Im Jahr 2010 versammelten sich Tausende Delegierte in Davos, um die „wichtigen“ Themen des Tages zu besprechen, obwohl das Ansehen der Banken und Banker auf einem historischen Tiefpunkt war. Dennoch erschienen die Spitzenmanager der weltweit größten Finanzinstitute in voller Stärke und schienen sich der öffentlichen Empörung nicht bewusst zu sein. In der Woche vor dem Treffen forderte Präsident Obama Gesetze zum Umgang mit Banken, die „zu groß sind, um zu scheitern“, und die europäischen Staats- und Regierungschefs sahen sich im eigenen Land mit der Wut über die massiven Rettungsaktionen für Finanzinstitute während der Finanzkrise konfrontiert. Großbritannien und Frankreich diskutierten sogar über die Besteuerung von Banker-Boni, während Mervyn King, der damalige Gouverneur der Bank of England, die Zerschlagung der großen Banken vorschlug. Dennoch wurde auf dem WEF-Treffen in mehreren Panels über das Finanzsystem und seine mögliche Regulierung diskutiert, wobei Banker wie Josef Ackermann von der Deutschen Bank eine Regulierung nur bedingt befürworteten (zumindest wenn es um „Kapitalanforderungen“ ging).

Was dem WEF-Treffen 2010 wirklich die Show stahl, waren die geheimen, privaten Treffen zwischen Regierungsvertretern und Bankmanagern. Die Zahl der Banker, die am Gipfel teilnahmen, stieg um 23 % auf rund 235 Banker an. Die anwesenden globalen Banker und Unternehmensführer waren besorgt über die möglichen finanziellen Auswirkungen populistischer Maßnahmen zur Regulierung von Banken und Finanzmärkten. Der französische Präsident Nicolas Sarkozy forderte eine „Revolution“ bei der globalen Finanzregulierung und eine Reform des internationalen Währungssystems. In der Zwischenzeit trafen sich die Chefs der 30 größten Banken der Welt zu einem privaten Treffen, um Strategien zu entwickeln, wie sie ihren Einfluss bei Regulierungsbehörden und Regierungen wieder geltend machen können. Auf diese geheime Zusammenkunft folgte ein weiteres Treffen mit hochrangigen politischen Entscheidungsträgern und Regulierungsbehörden.
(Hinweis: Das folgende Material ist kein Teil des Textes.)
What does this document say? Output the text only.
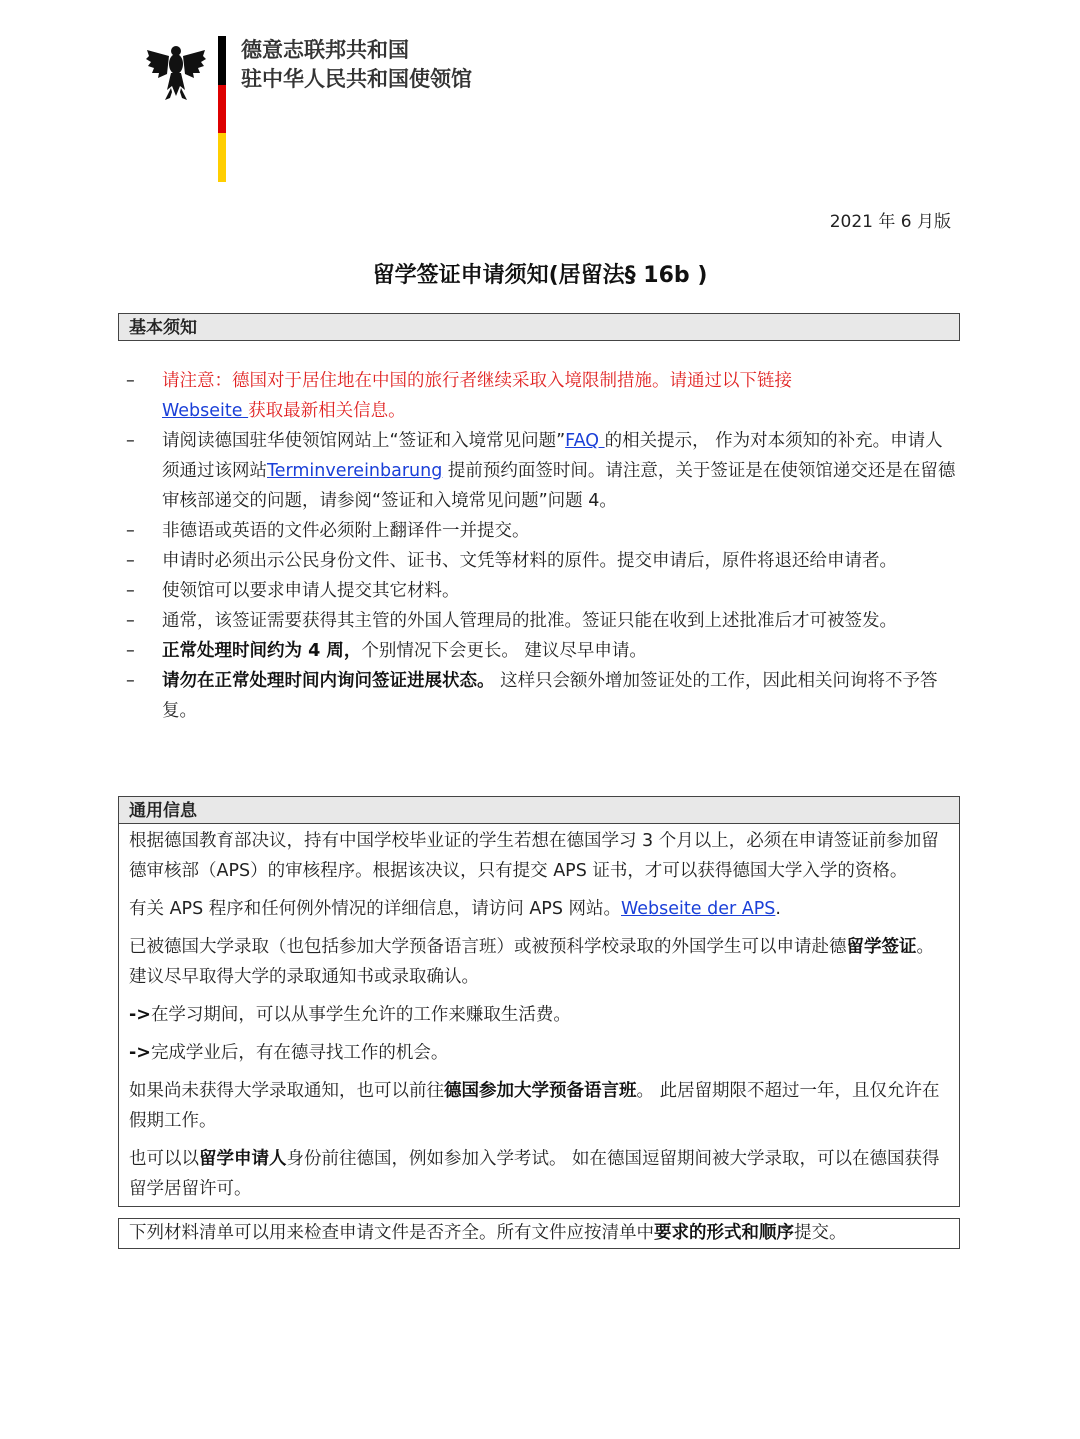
德意志联邦共和国
驻中华人民共和国使领馆
2021 年 6 月版
留学签证申请须知(居留法§ 16b )
基本须知
– 请注意：德国对于居住地在中国的旅行者继续采取入境限制措施。请通过以下链接
Webseite 获取最新相关信息。
– 请阅读德国驻华使领馆网站上“签证和入境常见问题”FAQ 的相关提示， 作为对本须知的补充。申请人须通过该网站Terminvereinbarung 提前预约面签时间。请注意，关于签证是在使领馆递交还是在留德审核部递交的问题，请参阅“签证和入境常见问题”问题 4。
– 非德语或英语的文件必须附上翻译件一并提交。
– 申请时必须出示公民身份文件、证书、文凭等材料的原件。提交申请后，原件将退还给申请者。
– 使领馆可以要求申请人提交其它材料。
– 通常，该签证需要获得其主管的外国人管理局的批准。签证只能在收到上述批准后才可被签发。
– 正常处理时间约为 4 周，个别情况下会更长。 建议尽早申请。
– 请勿在正常处理时间内询问签证进展状态。 这样只会额外增加签证处的工作，因此相关问询将不予答复。
通用信息

根据德国教育部决议，持有中国学校毕业证的学生若想在德国学习 3 个月以上，必须在申请签证前参加留德审核部（APS）的审核程序。根据该决议，只有提交 APS 证书，才可以获得德国大学入学的资格。

有关 APS 程序和任何例外情况的详细信息，请访问 APS 网站。Webseite der APS.

已被德国大学录取（也包括参加大学预备语言班）或被预科学校录取的外国学生可以申请赴德留学签证。建议尽早取得大学的录取通知书或录取确认。

->在学习期间，可以从事学生允许的工作来赚取生活费。

->完成学业后，有在德寻找工作的机会。

如果尚未获得大学录取通知，也可以前往德国参加大学预备语言班。 此居留期限不超过一年，且仅允许在假期工作。

也可以以留学申请人身份前往德国，例如参加入学考试。 如在德国逗留期间被大学录取，可以在德国获得留学居留许可。

下列材料清单可以用来检查申请文件是否齐全。所有文件应按清单中要求的形式和顺序提交。
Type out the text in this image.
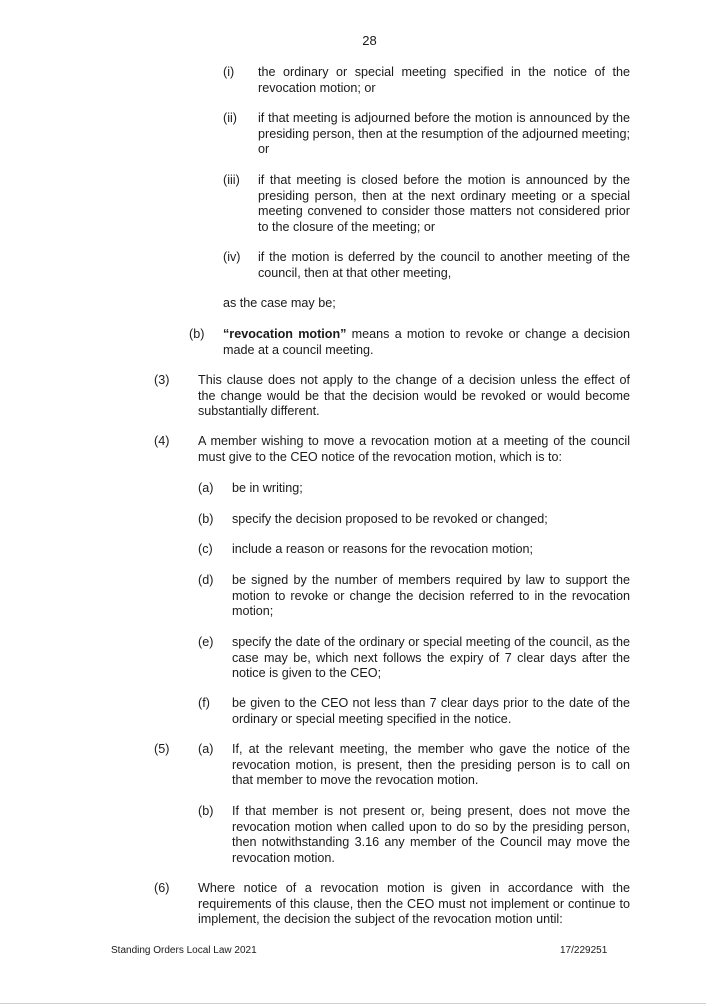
28
(i) the ordinary or special meeting specified in the notice of the revocation motion; or
(ii) if that meeting is adjourned before the motion is announced by the presiding person, then at the resumption of the adjourned meeting; or
(iii) if that meeting is closed before the motion is announced by the presiding person, then at the next ordinary meeting or a special meeting convened to consider those matters not considered prior to the closure of the meeting; or
(iv) if the motion is deferred by the council to another meeting of the council, then at that other meeting,
as the case may be;
(b) “revocation motion” means a motion to revoke or change a decision made at a council meeting.
(3) This clause does not apply to the change of a decision unless the effect of the change would be that the decision would be revoked or would become substantially different.
(4) A member wishing to move a revocation motion at a meeting of the council must give to the CEO notice of the revocation motion, which is to:
(a) be in writing;
(b) specify the decision proposed to be revoked or changed;
(c) include a reason or reasons for the revocation motion;
(d) be signed by the number of members required by law to support the motion to revoke or change the decision referred to in the revocation motion;
(e) specify the date of the ordinary or special meeting of the council, as the case may be, which next follows the expiry of 7 clear days after the notice is given to the CEO;
(f) be given to the CEO not less than 7 clear days prior to the date of the ordinary or special meeting specified in the notice.
(5) (a) If, at the relevant meeting, the member who gave the notice of the revocation motion, is present, then the presiding person is to call on that member to move the revocation motion.
(b) If that member is not present or, being present, does not move the revocation motion when called upon to do so by the presiding person, then notwithstanding 3.16 any member of the Council may move the revocation motion.
(6) Where notice of a revocation motion is given in accordance with the requirements of this clause, then the CEO must not implement or continue to implement, the decision the subject of the revocation motion until:
Standing Orders Local Law 2021	17/229251
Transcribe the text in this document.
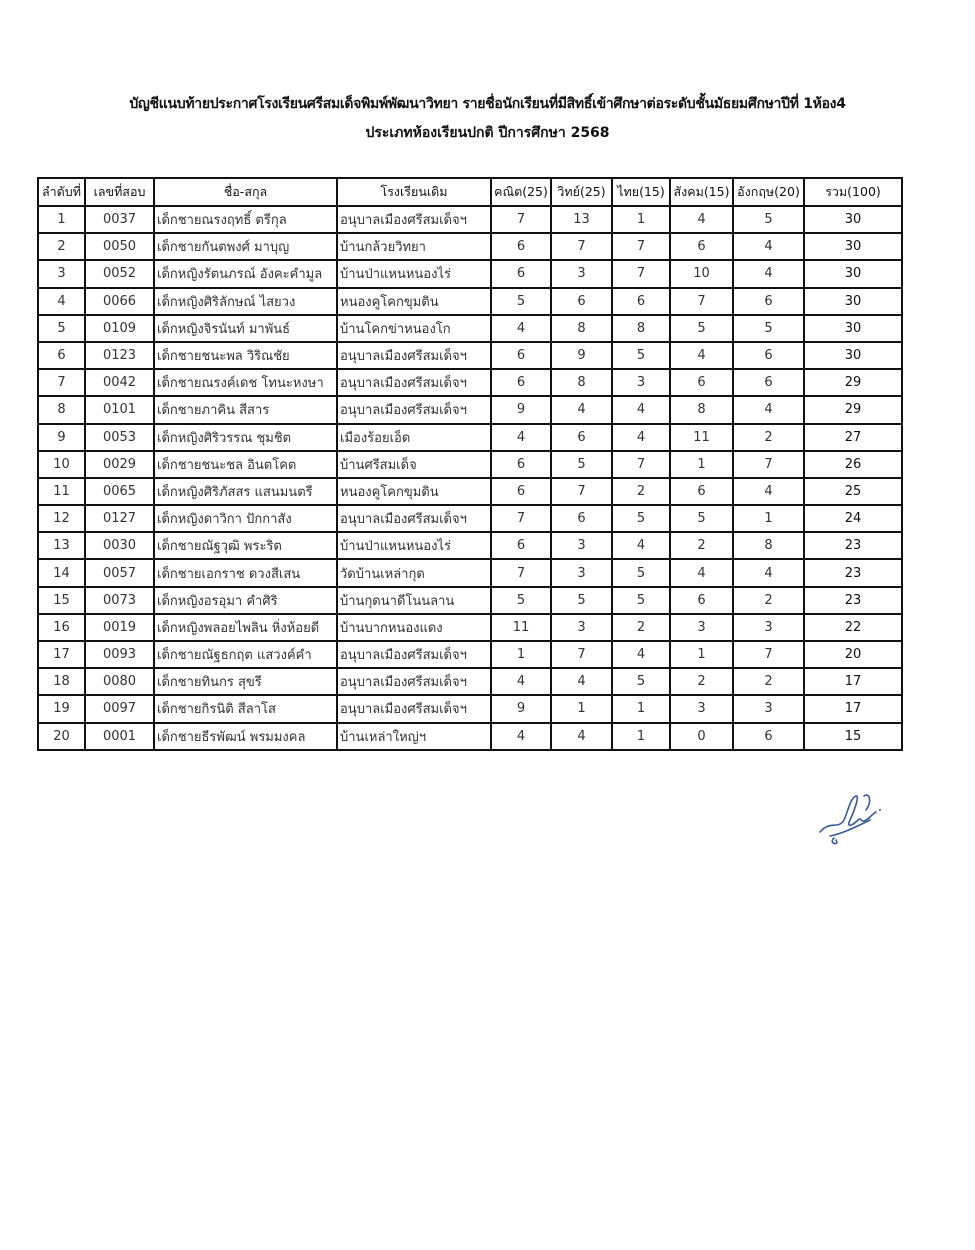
บัญชีแนบท้ายประกาศโรงเรียนศรีสมเด็จพิมพ์พัฒนาวิทยา รายชื่อนักเรียนที่มีสิทธิ์เข้าศึกษาต่อระดับชั้นมัธยมศึกษาปีที่ 1ห้อง4
ประเภทห้องเรียนปกติ ปีการศึกษา 2568
ลำดับที่	เลขที่สอบ	ชื่อ-สกุล	โรงเรียนเดิม	คณิต(25)	วิทย์(25)	ไทย(15)	สังคม(15)	อังกฤษ(20)	รวม(100)
1	0037	เด็กชายณรงฤทธิ์ ตรีกุล	อนุบาลเมืองศรีสมเด็จฯ	7	13	1	4	5	30
2	0050	เด็กชายกันตพงศ์ มาบุญ	บ้านกล้วยวิทยา	6	7	7	6	4	30
3	0052	เด็กหญิงรัตนภรณ์ อังคะคำมูล	บ้านป่าแหนหนองไร่	6	3	7	10	4	30
4	0066	เด็กหญิงศิริลักษณ์ ไสยวง	หนองคูโคกขุมดิน	5	6	6	7	6	30
5	0109	เด็กหญิงจิรนันท์ มาพันธ์	บ้านโคกข่าหนองโก	4	8	8	5	5	30
6	0123	เด็กชายชนะพล วิริณชัย	อนุบาลเมืองศรีสมเด็จฯ	6	9	5	4	6	30
7	0042	เด็กชายณรงค์เดช โทนะหงษา	อนุบาลเมืองศรีสมเด็จฯ	6	8	3	6	6	29
8	0101	เด็กชายภาคิน สีสาร	อนุบาลเมืองศรีสมเด็จฯ	9	4	4	8	4	29
9	0053	เด็กหญิงศิริวรรณ ชุมชิต	เมืองร้อยเอ็ด	4	6	4	11	2	27
10	0029	เด็กชายชนะชล อินตโคต	บ้านศรีสมเด็จ	6	5	7	1	7	26
11	0065	เด็กหญิงศิริภัสสร แสนมนตรี	หนองคูโคกขุมดิน	6	7	2	6	4	25
12	0127	เด็กหญิงดาวิกา ปักกาสัง	อนุบาลเมืองศรีสมเด็จฯ	7	6	5	5	1	24
13	0030	เด็กชายณัฐวุฒิ พระริต	บ้านป่าแหนหนองไร่	6	3	4	2	8	23
14	0057	เด็กชายเอกราช ดวงสีเสน	วัดบ้านเหล่ากุด	7	3	5	4	4	23
15	0073	เด็กหญิงอรอุมา คำศิริ	บ้านกุดนาดีโนนลาน	5	5	5	6	2	23
16	0019	เด็กหญิงพลอยไพลิน หิ่งห้อยดี	บ้านบากหนองแดง	11	3	2	3	3	22
17	0093	เด็กชายณัฐธกฤต แสวงค์คำ	อนุบาลเมืองศรีสมเด็จฯ	1	7	4	1	7	20
18	0080	เด็กชายทินกร สุขรี	อนุบาลเมืองศรีสมเด็จฯ	4	4	5	2	2	17
19	0097	เด็กชายกิรนิติ สีลาโส	อนุบาลเมืองศรีสมเด็จฯ	9	1	1	3	3	17
20	0001	เด็กชายธีรพัฒน์ พรมมงคล	บ้านเหล่าใหญ่ฯ	4	4	1	0	6	15
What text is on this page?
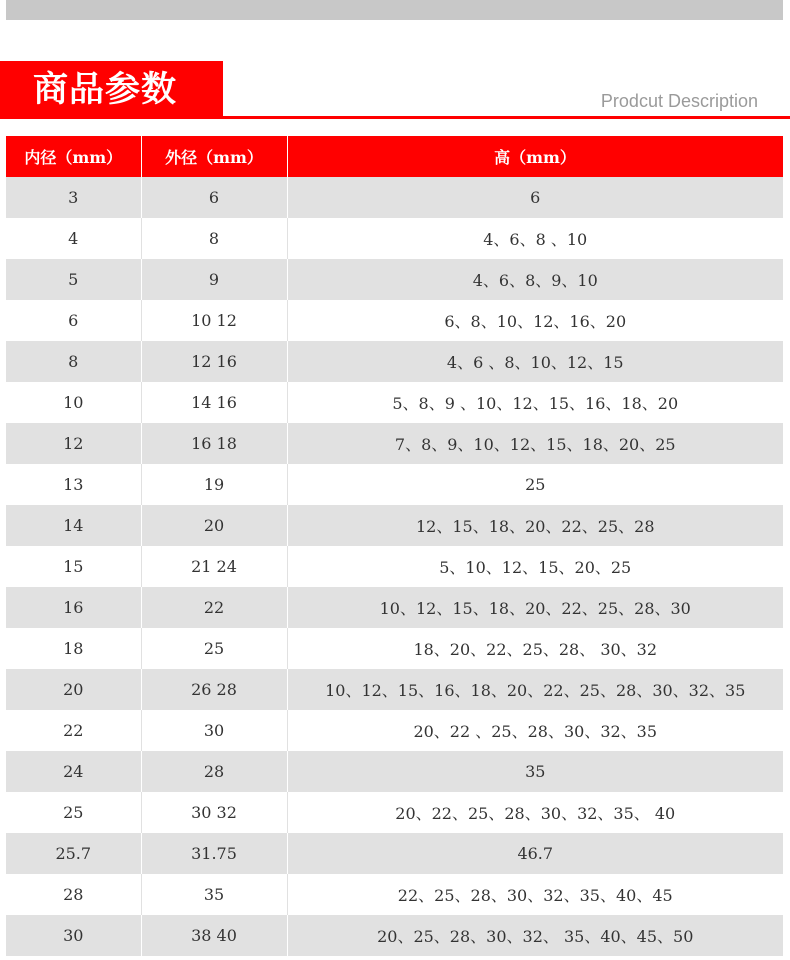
商品参数	Prodcut Description
内径（mm）	外径（mm）	高（mm）
3	6	6
4	8	4、6、8 、10
5	9	4、6、8、9、10
6	10 12	6、8、10、12、16、20
8	12 16	4、6 、8、10、12、15
10	14 16	5、8、9 、10、12、15、16、18、20
12	16 18	7、8、9、10、12、15、18、20、25
13	19	25
14	20	12、15、18、20、22、25、28
15	21 24	5、10、12、15、20、25
16	22	10、12、15、18、20、22、25、28、30
18	25	18、20、22、25、28、 30、32
20	26 28	10、12、15、16、18、20、22、25、28、30、32、35
22	30	20、22 、25、28、30、32、35
24	28	35
25	30 32	20、22、25、28、30、32、35、 40
25.7	31.75	46.7
28	35	22、25、28、30、32、35、40、45
30	38 40	20、25、28、30、32、 35、40、45、50
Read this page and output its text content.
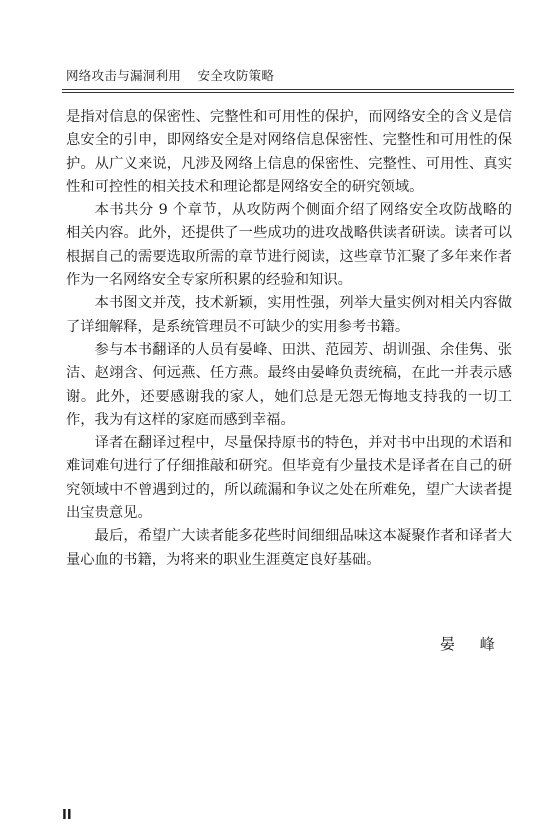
网络攻击与漏洞利用 安全攻防策略

是指对信息的保密性、完整性和可用性的保护，而网络安全的含义是信息安全的引申，即网络安全是对网络信息保密性、完整性和可用性的保护。从广义来说，凡涉及网络上信息的保密性、完整性、可用性、真实性和可控性的相关技术和理论都是网络安全的研究领域。

本书共分 9 个章节，从攻防两个侧面介绍了网络安全攻防战略的相关内容。此外，还提供了一些成功的进攻战略供读者研读。读者可以根据自己的需要选取所需的章节进行阅读，这些章节汇聚了多年来作者作为一名网络安全专家所积累的经验和知识。

本书图文并茂，技术新颖，实用性强，列举大量实例对相关内容做了详细解释，是系统管理员不可缺少的实用参考书籍。

参与本书翻译的人员有晏峰、田洪、范园芳、胡训强、余佳隽、张洁、赵翊含、何远燕、任方燕。最终由晏峰负责统稿，在此一并表示感谢。此外，还要感谢我的家人，她们总是无怨无悔地支持我的一切工作，我为有这样的家庭而感到幸福。

译者在翻译过程中，尽量保持原书的特色，并对书中出现的术语和难词难句进行了仔细推敲和研究。但毕竟有少量技术是译者在自己的研究领域中不曾遇到过的，所以疏漏和争议之处在所难免，望广大读者提出宝贵意见。

最后，希望广大读者能多花些时间细细品味这本凝聚作者和译者大量心血的书籍，为将来的职业生涯奠定良好基础。

晏 峰
II
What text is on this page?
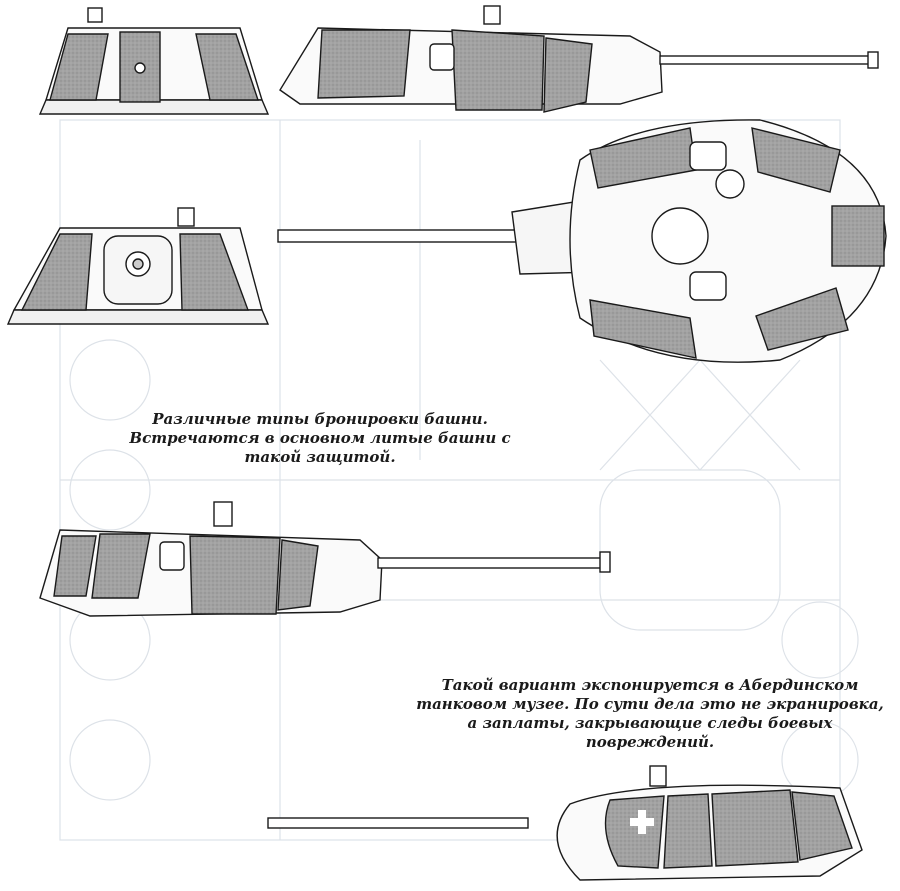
Различные типы бронировки башни.
Встречаются в основном литые башни с такой защитой.
Такой вариант экспонируется в Абердинском
танковом музее. По сути дела это не экранировка,
а заплаты, закрывающие следы боевых повреждений.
Brian Moynihan, der Vorstandsvorsitzende der Bank of America, enthüllte, dass die versammelten Banker darüber nachdachten, wie sie ihr Engagement verstärken könnten. Er verriet auch, dass ein Großteil der privaten Diskussion der Frage gewidmet war, an wen und wann man sich wenden sollte. Der CEO der Schweizer Großbank UBS lobte das Treffen, bezeichnete es als „positiv“ und stellte fest, dass es einen Konsens gab. Die Banker räumten ein, dass einige neue Vorschriften unvermeidlich seien, aber sie hofften, die Koordinierung dieser Vorschriften durch die Gruppe der 20 zu fördern, die 2009 als wichtigstes Forum für internationale Zusammenarbeit und „Global Governance“ wiederbelebt wurde.

Josef Ackermann, der Vorstandsvorsitzende der Deutschen Bank, schlug vor, dass es an der Zeit sei, dem „Banken-Bashing“ ein Ende zu setzen und betonte die „noble Rolle“, die die Banken bei der wirtschaftlichen Erholung spielten. Auch Christine Lagarde, ehemalige französische Finanzministerin und damalige geschäftsführende Direktorin des IWF und derzeitige Präsidentin der Europäischen Zentralbank, sprach sich für einen „Dialog“ zwischen Regierungen und Banken aus und erklärte, dies sei der einzige Weg, um die Krise zu überwinden. Später in der Woche trafen sich Banker privat mit Finanzministern, Zentralbankern und Aufsichtsbehörden aus großen Volkswirtschaften. Woher ich das weiß? Nun, da müssen Sie mir ausnahmsweise einmal vertrauen.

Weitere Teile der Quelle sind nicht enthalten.